The challenge chosen by the group “My Nav” was “Human Factors”:
The emergence and spread of infectious diseases, like COVID-19, are on the rise. Can you identify patterns between population density and COVID-19 cases and identify factors that could help predict hotspots of disease spread?
The emergence and spread of the Coronavirus has changed human activities directly and indirectly. The requirement for horizontal social isolation, adopted in most countries, brought economic, environmental and social impacts. The first, with the shutdown of industries, led to a reduction in GDI; the lack of enforcement has aggravated environmental trends in deforestation and water crises; the reduction of social interaction will bring an increase in the incidence of psychological diseases, a consequence of the negative mental health and well-being.
Since there is a lot of inconclusive data about Covid-19, the project intends to correlate some socioeconomic indicators from different countries - HDR, GDI, improved drinking water, improved sanitation, demographic population density and percentage of urban and rural population - with the Covid-19 contagion rate. From that, it is possible to predict hotspots or future epicenters of the disease, and to develop measures to contain the spread of it, generating the least strain on governments and society.

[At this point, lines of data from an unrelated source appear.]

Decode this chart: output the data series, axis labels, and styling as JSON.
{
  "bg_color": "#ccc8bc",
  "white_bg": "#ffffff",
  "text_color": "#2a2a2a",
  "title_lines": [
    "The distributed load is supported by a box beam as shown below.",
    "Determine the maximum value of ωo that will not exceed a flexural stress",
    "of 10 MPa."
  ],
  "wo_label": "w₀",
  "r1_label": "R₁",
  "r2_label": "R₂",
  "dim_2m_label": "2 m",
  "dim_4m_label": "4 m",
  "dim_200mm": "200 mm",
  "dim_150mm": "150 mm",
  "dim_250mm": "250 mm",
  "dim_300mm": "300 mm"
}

Based on Data Analysis and Machine Learning, the proposal is to predict new epicentres with the correlation of the virus expansion in countries and socio economic parameters. For this, Python was used to program and for the coding language, in addition of Excel and Colab as softwares. With it, we draw data from different countries, such as HDR, GDI, improved drinking water coverage, improved sanitation coverage, demographic population density and percentage of urban and rural population. The use of these data, used to define parameters between the countries analyzed in the project, was made possible with their offering by the space agency through the Johns Hopkins University & Medicine Coronavirus Resource Center and SEDAC Global COVID-19 viewer, for example. With the acquired database, the influence of some socioeconomic factors on the spread of covid-19 was statistically raised. With historical data it was detected, for example, that countries with higher HDR and GNI values had a greater spread of the coronavirus. Based on this and using a developed machine learning model, future rates of spread of the virus in different countries of interest were predicted.
Finally, the team's complicity in carrying out the work was the most importante accomplishment. The division of tasks was very well defined and worked efficiently, from the search for data, through the development of the code, to the development of the final delivery. In addition, it is gratifying and important to understand how socioeconomic factors affect individual countries in times of crisis, besides the fact that it makes it possible to prevent and combat major problems.
The main problem that the team dealt with was the occurrence of errors in the modeling, because with more time it would be possible to incorporate more variables in the model, making it more complete. In addition, the engineers who programmed the model had experience only with scientific programming for the purposes of statistical analysis and vibration analysis. They had no previous contact with data analytics and machine learning. Thus, the code created was a great challenge. As minor problems, it is possible to mention the search for data in different databases and the handling of software.